Oskar Reinhart: A Swiss Art Collector of European Stature

Oskar Reinhart: A Swiss Art Collector of European Stature

By Lukas Gloor

Written for the concert An Italian Journey through German Romanticism performed on March 11, 1994 at Avery Fisher Hall at Lincoln Center.

In 1922, Oskar Reinhart – referring not only to his hometown of Winterthur but to Switzerland in general – wrote to a friend: “Here French art rules supreme; the noted private collectors buy only French art and exhibitions of French art abound.” The trend thus described by Oskar Reinhart was indeed fairly recent; on a broader scale, Swiss industrialists and merchants had begun to form collections of contemporary paintings in the years immediately preceding World War I. Following the example of German collectors and museum directors, they had, however, readily focused on the art of the French Impressionists and post-Impressionists, whose works were then quickly gaining international fame and market value. Collecting German art of the same period – popular during the nineteenth century at least in the German speaking part of Switzerland – soon fell out of fashion.

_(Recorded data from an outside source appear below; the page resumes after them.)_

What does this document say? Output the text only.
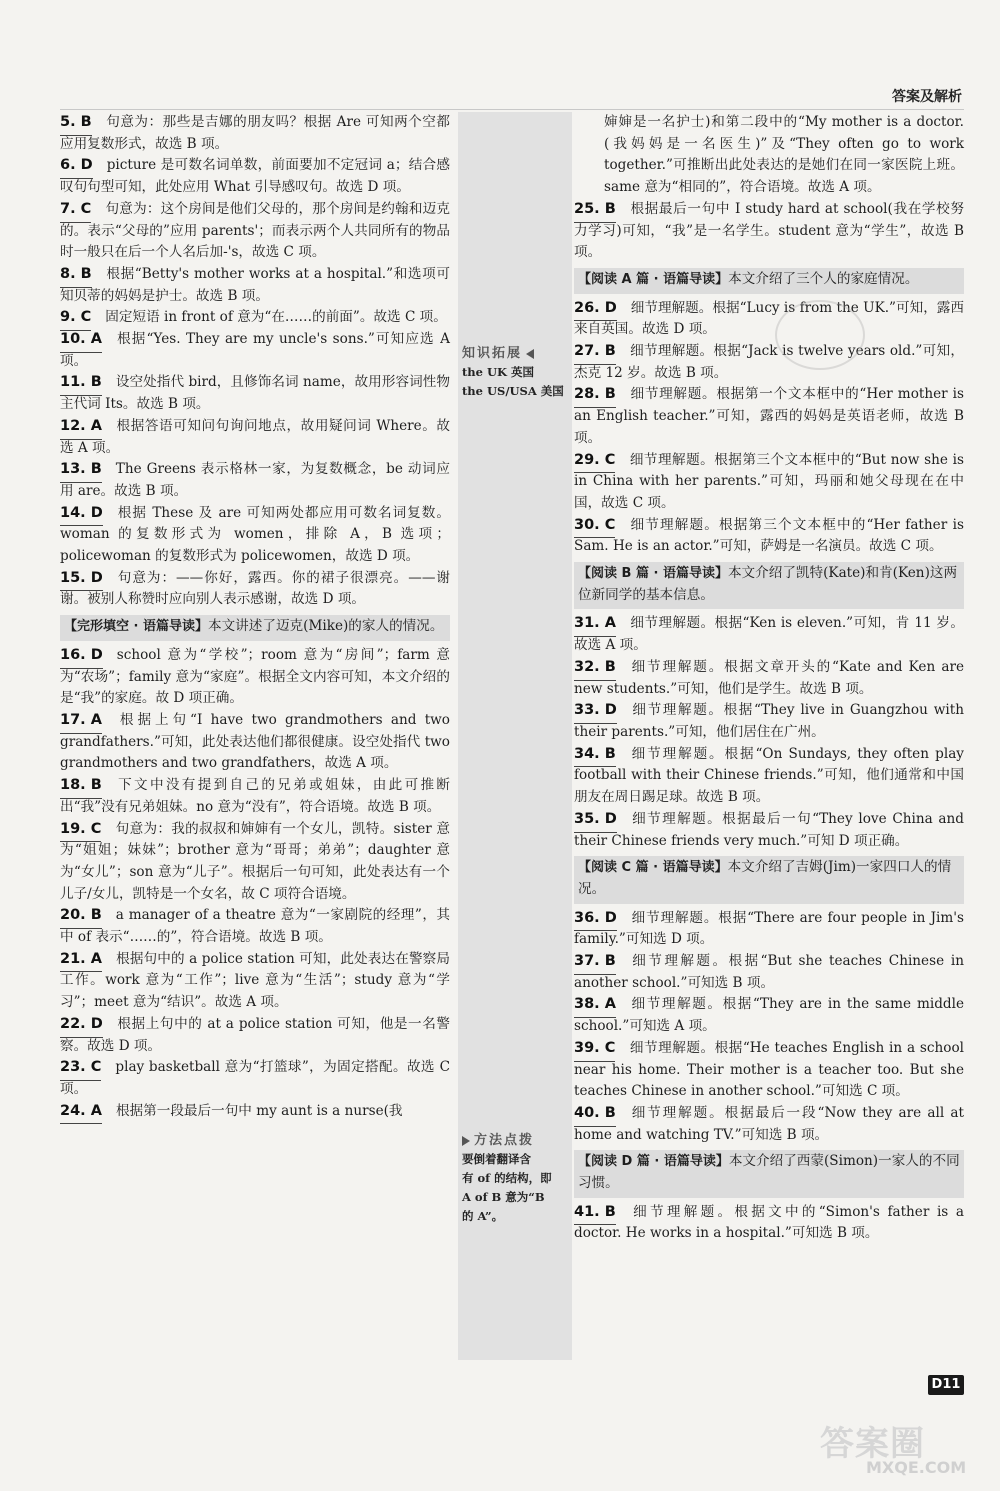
答案及解析
知识拓展
the UK 英国
the US/USA 美国
方法点拨
要倒着翻译含
有 of 的结构，即
A of B 意为“B
的 A”。
5. B 句意为：那些是吉娜的朋友吗？根据 Are 可知两个空都应用复数形式，故选 B 项。
6. D picture 是可数名词单数，前面要加不定冠词 a；结合感叹句句型可知，此处应用 What 引导感叹句。故选 D 项。
7. C 句意为：这个房间是他们父母的，那个房间是约翰和迈克的。表示“父母的”应用 parents'；而表示两个人共同所有的物品时一般只在后一个人名后加-'s，故选 C 项。
8. B 根据“Betty's mother works at a hospital.”和选项可知贝蒂的妈妈是护士。故选 B 项。
9. C 固定短语 in front of 意为“在……的前面”。故选 C 项。
10. A 根据“Yes. They are my uncle's sons.”可知应选 A 项。
11. B 设空处指代 bird，且修饰名词 name，故用形容词性物主代词 Its。故选 B 项。
12. A 根据答语可知问句询问地点，故用疑问词 Where。故选 A 项。
13. B The Greens 表示格林一家，为复数概念，be 动词应用 are。故选 B 项。
14. D 根据 These 及 are 可知两处都应用可数名词复数。woman 的复数形式为 women，排除 A，B 选项；policewoman 的复数形式为 policewomen，故选 D 项。
15. D 句意为：——你好，露西。你的裙子很漂亮。——谢谢。被别人称赞时应向别人表示感谢，故选 D 项。
【完形填空 · 语篇导读】本文讲述了迈克(Mike)的家人的情况。
16. D school 意为“学校”；room 意为“房间”；farm 意为“农场”；family 意为“家庭”。根据全文内容可知，本文介绍的是“我”的家庭。故 D 项正确。
17. A 根据上句“I have two grandmothers and two grandfathers.”可知，此处表达他们都很健康。设空处指代 two grandmothers and two grandfathers，故选 A 项。
18. B 下文中没有提到自己的兄弟或姐妹，由此可推断出“我”没有兄弟姐妹。no 意为“没有”，符合语境。故选 B 项。
19. C 句意为：我的叔叔和婶婶有一个女儿，凯特。sister 意为“姐姐；妹妹”；brother 意为“哥哥；弟弟”；daughter 意为“女儿”；son 意为“儿子”。根据后一句可知，此处表达有一个儿子/女儿，凯特是一个女名，故 C 项符合语境。
20. B a manager of a theatre 意为“一家剧院的经理”，其中 of 表示“……的”，符合语境。故选 B 项。
21. A 根据句中的 a police station 可知，此处表达在警察局工作。work 意为“工作”；live 意为“生活”；study 意为“学习”；meet 意为“结识”。故选 A 项。
22. D 根据上句中的 at a police station 可知，他是一名警察。故选 D 项。
23. C play basketball 意为“打篮球”，为固定搭配。故选 C 项。
24. A 根据第一段最后一句中 my aunt is a nurse(我
婶婶是一名护士)和第二段中的“My mother is a doctor.(我妈妈是一名医生)”及“They often go to work together.”可推断出此处表达的是她们在同一家医院上班。same 意为“相同的”，符合语境。故选 A 项。
25. B 根据最后一句中 I study hard at school(我在学校努力学习)可知，“我”是一名学生。student 意为“学生”，故选 B 项。
【阅读 A 篇 · 语篇导读】本文介绍了三个人的家庭情况。
26. D 细节理解题。根据“Lucy is from the UK.”可知，露西来自英国。故选 D 项。
27. B 细节理解题。根据“Jack is twelve years old.”可知，杰克 12 岁。故选 B 项。
28. B 细节理解题。根据第一个文本框中的“Her mother is an English teacher.”可知，露西的妈妈是英语老师，故选 B 项。
29. C 细节理解题。根据第三个文本框中的“But now she is in China with her parents.”可知，玛丽和她父母现在在中国，故选 C 项。
30. C 细节理解题。根据第三个文本框中的“Her father is Sam. He is an actor.”可知，萨姆是一名演员。故选 C 项。
【阅读 B 篇 · 语篇导读】本文介绍了凯特(Kate)和肯(Ken)这两位新同学的基本信息。
31. A 细节理解题。根据“Ken is eleven.”可知，肯 11 岁。故选 A 项。
32. B 细节理解题。根据文章开头的“Kate and Ken are new students.”可知，他们是学生。故选 B 项。
33. D 细节理解题。根据“They live in Guangzhou with their parents.”可知，他们居住在广州。
34. B 细节理解题。根据“On Sundays, they often play football with their Chinese friends.”可知，他们通常和中国朋友在周日踢足球。故选 B 项。
35. D 细节理解题。根据最后一句“They love China and their Chinese friends very much.”可知 D 项正确。
【阅读 C 篇 · 语篇导读】本文介绍了吉姆(Jim)一家四口人的情况。
36. D 细节理解题。根据“There are four people in Jim's family.”可知选 D 项。
37. B 细节理解题。根据“But she teaches Chinese in another school.”可知选 B 项。
38. A 细节理解题。根据“They are in the same middle school.”可知选 A 项。
39. C 细节理解题。根据“He teaches English in a school near his home. Their mother is a teacher too. But she teaches Chinese in another school.”可知选 C 项。
40. B 细节理解题。根据最后一段“Now they are all at home and watching TV.”可知选 B 项。
【阅读 D 篇 · 语篇导读】本文介绍了西蒙(Simon)一家人的不同习惯。
41. B 细节理解题。根据文中的“Simon's father is a doctor. He works in a hospital.”可知选 B 项。
D11
答案圈
MXQE.COM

Oskar Reinhart also had dedicated himself to French art at that time and had started to build up what eventually would arguably become Switzerland’s most important private collection of Old Masters and French Impressionists. It was later bequeathed to the Swiss Confederation and is still installed in Oskar Reinhart’s estate Am Römerholz in Winterthur. Nevertheless, while collecting French paintings, Oskar Reinhart kept his independence to state that “. . . there are also, German masters, and I hope to assemble, over the years, a small but select collection of German pictures.” Today, the small but select” group of paintings which Oskar Reinhart, the son of a wealthy merchant family in Winterthur, set out to bring together in the 1920s proves to be the most outstanding collection in nineteenth- century art from the German speaking area of Europe outside of Germany. In 1939, Oskar Reinhart split his collection apart and gave the German, Swiss and Austrian paintings to the city of Winterthur.

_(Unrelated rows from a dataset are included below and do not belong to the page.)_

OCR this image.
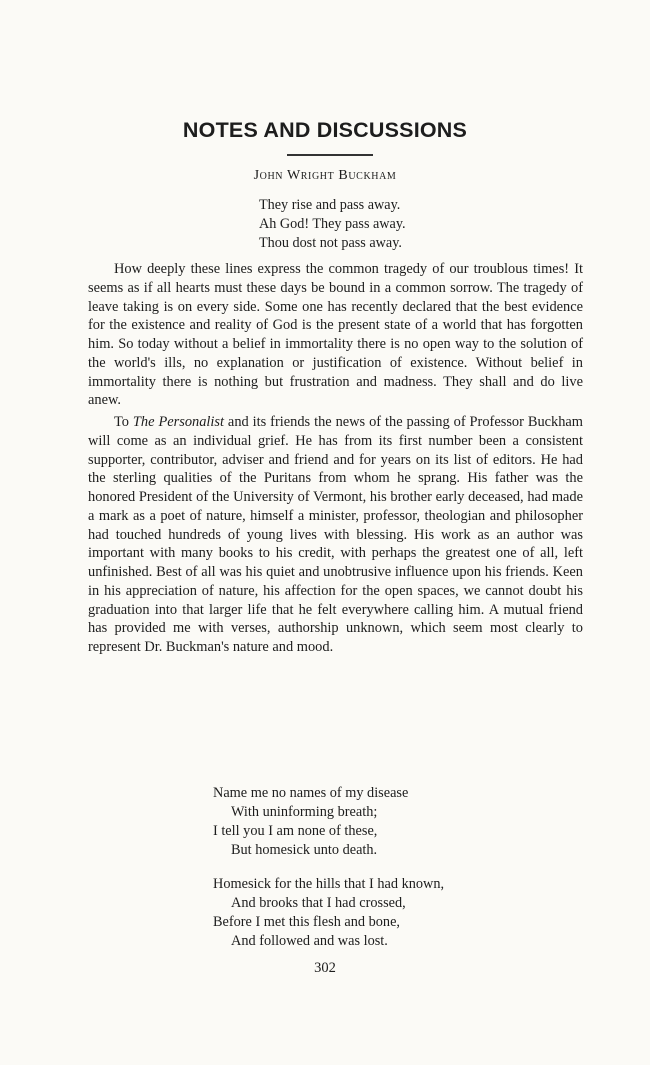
NOTES AND DISCUSSIONS
John Wright Buckham
They rise and pass away.
Ah God! They pass away.
Thou dost not pass away.

How deeply these lines express the common tragedy of our troublous times! It seems as if all hearts must these days be bound in a common sorrow. The tragedy of leave taking is on every side. Some one has recently declared that the best evidence for the existence and reality of God is the present state of a world that has forgotten him. So today without a belief in immortality there is no open way to the solution of the world's ills, no explanation or justification of existence. Without belief in immortality there is nothing but frustration and madness. They shall and do live anew.

To The Personalist and its friends the news of the passing of Professor Buckham will come as an individual grief. He has from its first number been a consistent supporter, contributor, adviser and friend and for years on its list of editors. He had the sterling qualities of the Puritans from whom he sprang. His father was the honored President of the University of Vermont, his brother early deceased, had made a mark as a poet of nature, himself a minister, professor, theologian and philosopher had touched hundreds of young lives with blessing. His work as an author was important with many books to his credit, with perhaps the greatest one of all, left unfinished. Best of all was his quiet and unobtrusive influence upon his friends. Keen in his appreciation of nature, his affection for the open spaces, we cannot doubt his graduation into that larger life that he felt everywhere calling him. A mutual friend has provided me with verses, authorship unknown, which seem most clearly to represent Dr. Buckman's nature and mood.

Name me no names of my disease
With uninforming breath;
I tell you I am none of these,
But homesick unto death.
Homesick for the hills that I had known,
And brooks that I had crossed,
Before I met this flesh and bone,
And followed and was lost.
302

Obviously, an eye which had been trained to look carefully at the great French master of the nineteenth century such as G. Courbet, E. Manet, A. Renoir and P. Cézanne would select among their works In a similar spirit, landscape paintings clearly form the core of the collection, as do small oil sketches in which an “impressionist”” approach to painting prevails. The collection span almost two hundred years of art history. Apart from a group of painters active in Geneva shortly before 1800 such as W.A. Toepffer and J.L. Agasse, who later settled in London, the collection emphasizes the importance of the Alpine landscape for Swiss art through paintings by C. Wolf, A. Calame, G. Sengantini and F. Hodler. The collections main focus, however, lies on the German painters of the nineteenth century, including the foremost masters of Romanticism, Realism and Impressionism. Different artistic attitudes are thus represented in the collection: while for C. D. Friedrich, landscape painting assumed an almost religious importance, other German painters of the early 1800s set out in search of beauty in the “classical”” landscape of Italy. A. Menzel’s oil sketches give intimate insights into the modest daily life the artist led in Berlin, the capital of the newly united Germany since 1871. Munich, at that time still Germany’s artistic center, was hometown to a group of painters who followed their master W. Leibl and some French contemporaries whom they greatly admired. However, throughout the second half of the nineteenth century, Italy and Rome maintained their attraction, inducing innumerable painters to travel the country–or as was true for the mast famous amongst them, A. Böcklin–to settle there for many years.